No one wants to be involved in an accident of any type, but being injured in a collision with an intoxicated driver is even worse. The DUI laws are in place for very real reasons, and causing accidents and potential fatalities is chief among those situations legislatures intended to avoid with enhancing the law. And, for those who are impaired, it can often constitute negligence per se due to the fact that they were inebriated at the time while operating a vehicle against Massachusetts state law.
Assessing comparative negligence in Massachusetts
One of the first steps in adjudicating an auto accident in Massachusetts is reconstructing the accident and evaluating the actions and physical condition of each driver. Violations of highway rules and regulations can be a valid indicator of fault when the case is evaluated by insurance company adjusters and personal injury attorneys who are representing and sometimes defending their clients. Those drivers who are in violation of the criminal code such as driving under the influence are typically automatically at fault, which is termed negligence per se in accident adjudication.

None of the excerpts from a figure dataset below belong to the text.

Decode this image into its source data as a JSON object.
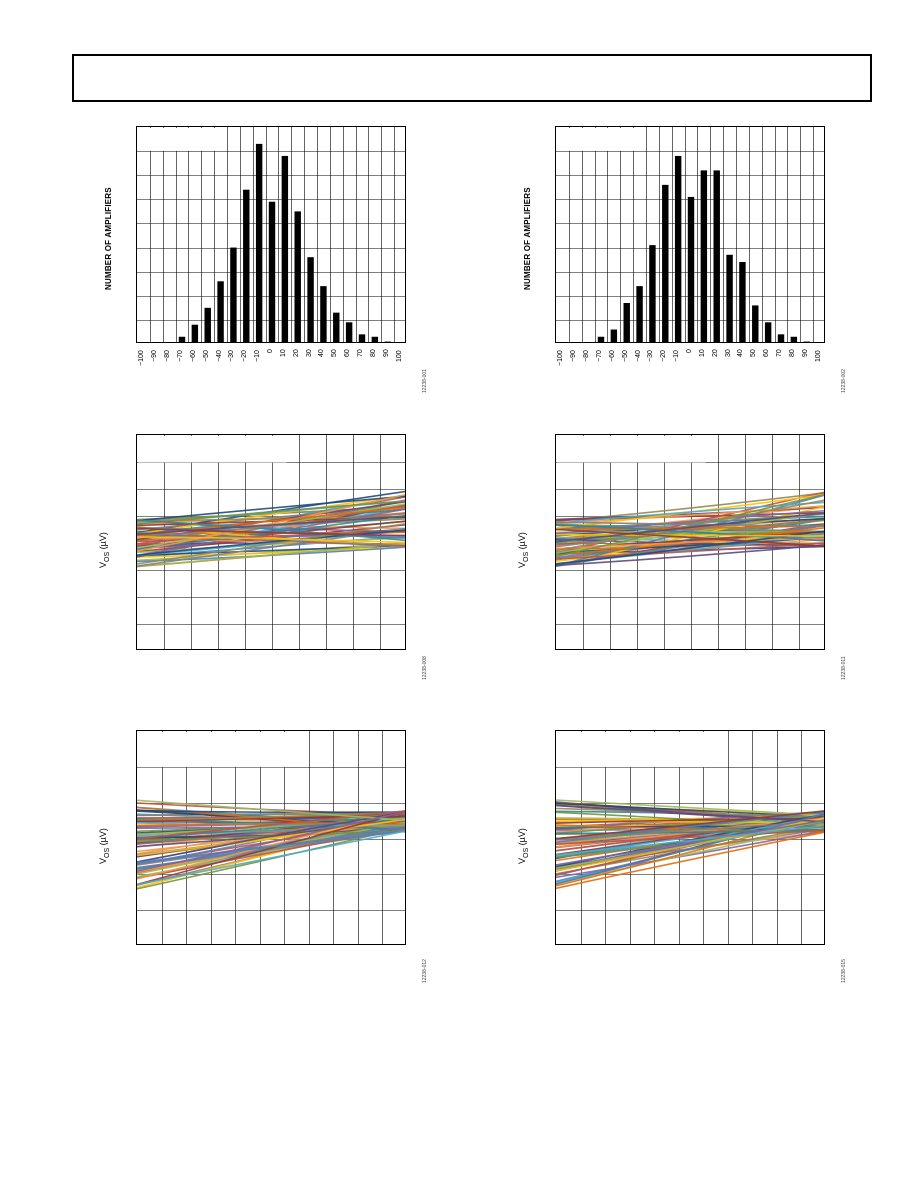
{
  "header": {
    "text": ""
  },
  "charts": [
    {
      "id": "hist-left",
      "figure_id": "12238-001",
      "ylabel": "NUMBER OF AMPLIFIERS",
      "chart_data": {
        "type": "bar",
        "categories": [
          "−100",
          "−90",
          "−80",
          "−70",
          "−60",
          "−50",
          "−40",
          "−30",
          "−20",
          "−10",
          "0",
          "10",
          "20",
          "30",
          "40",
          "50",
          "60",
          "70",
          "80",
          "90",
          "100"
        ],
        "values": [
          0,
          0,
          0,
          3,
          8,
          15,
          26,
          40,
          64,
          83,
          59,
          78,
          55,
          36,
          24,
          13,
          9,
          4,
          3,
          1,
          0
        ],
        "ylim": [
          0,
          90
        ],
        "grid": true,
        "xlabel": "",
        "title": ""
      }
    },
    {
      "id": "hist-right",
      "figure_id": "12238-002",
      "ylabel": "NUMBER OF AMPLIFIERS",
      "chart_data": {
        "type": "bar",
        "categories": [
          "−100",
          "−90",
          "−80",
          "−70",
          "−60",
          "−50",
          "−40",
          "−30",
          "−20",
          "−10",
          "0",
          "10",
          "20",
          "30",
          "40",
          "50",
          "60",
          "70",
          "80",
          "90",
          "100"
        ],
        "values": [
          0,
          0,
          0,
          3,
          6,
          17,
          24,
          41,
          66,
          78,
          61,
          72,
          72,
          37,
          34,
          16,
          9,
          4,
          3,
          1,
          0
        ],
        "ylim": [
          0,
          90
        ],
        "grid": true,
        "xlabel": "",
        "title": ""
      }
    },
    {
      "id": "drift-left-1",
      "figure_id": "12238-008",
      "ylabel_main": "V",
      "ylabel_sub": "OS",
      "ylabel_unit": " (µV)",
      "chart_data": {
        "type": "line",
        "x_range": [
          0,
          1
        ],
        "y_range": [
          0,
          1
        ],
        "grid": true,
        "pattern": "fan-up",
        "series_count": 60,
        "colors": [
          "#4f81bd",
          "#c0504d",
          "#9bbb59",
          "#8064a2",
          "#4bacc6",
          "#f79646",
          "#1f497d",
          "#76923c",
          "#948a54",
          "#e36c09",
          "#31859b",
          "#7f7f7f",
          "#ffc000",
          "#5f497a",
          "#953734"
        ]
      }
    },
    {
      "id": "drift-right-1",
      "figure_id": "12238-011",
      "ylabel_main": "V",
      "ylabel_sub": "OS",
      "ylabel_unit": " (µV)",
      "chart_data": {
        "type": "line",
        "x_range": [
          0,
          1
        ],
        "y_range": [
          0,
          1
        ],
        "grid": true,
        "pattern": "fan-up",
        "series_count": 60,
        "colors": [
          "#4f81bd",
          "#c0504d",
          "#9bbb59",
          "#8064a2",
          "#4bacc6",
          "#f79646",
          "#1f497d",
          "#76923c",
          "#948a54",
          "#e36c09",
          "#31859b",
          "#7f7f7f",
          "#ffc000",
          "#5f497a",
          "#953734"
        ]
      }
    },
    {
      "id": "drift-left-2",
      "figure_id": "12238-012",
      "ylabel_main": "V",
      "ylabel_sub": "OS",
      "ylabel_unit": " (µV)",
      "chart_data": {
        "type": "line",
        "x_range": [
          0,
          1
        ],
        "y_range": [
          0,
          1
        ],
        "grid": true,
        "pattern": "converge",
        "series_count": 80,
        "colors": [
          "#4f81bd",
          "#c0504d",
          "#9bbb59",
          "#8064a2",
          "#4bacc6",
          "#f79646",
          "#1f497d",
          "#76923c",
          "#948a54",
          "#e36c09",
          "#31859b",
          "#7f7f7f",
          "#ffc000",
          "#5f497a",
          "#953734"
        ]
      }
    },
    {
      "id": "drift-right-2",
      "figure_id": "12238-015",
      "ylabel_main": "V",
      "ylabel_sub": "OS",
      "ylabel_unit": " (µV)",
      "chart_data": {
        "type": "line",
        "x_range": [
          0,
          1
        ],
        "y_range": [
          0,
          1
        ],
        "grid": true,
        "pattern": "converge",
        "series_count": 80,
        "colors": [
          "#4f81bd",
          "#c0504d",
          "#9bbb59",
          "#8064a2",
          "#4bacc6",
          "#f79646",
          "#1f497d",
          "#76923c",
          "#948a54",
          "#e36c09",
          "#31859b",
          "#7f7f7f",
          "#ffc000",
          "#5f497a",
          "#953734"
        ]
      }
    }
  ]
}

Positive BAC may not constitute negligence per se
The mere fact that an involved driver has a positive BAC reading does not automatically mean they are totally at fault for an accident. Readings of 0.049% BAC and below are actually legal driving levels. Readings between 0.050% and 0.079%% are not criminal violations either, but it can generate a citation for “wet” reckless driving. This case fact can easily increase the comparative negligence percentage of the impaired driver when personal injury claims are negotiated.
Negligence per se applies primarily at 0.08% BAC level and above with enhanced claims for gross negligence beginning at 0.15% BAC. Details matter when being involved in an accident with an impaired driver, and an experienced Massachusetts personal injury attorney will know when claim values will increase.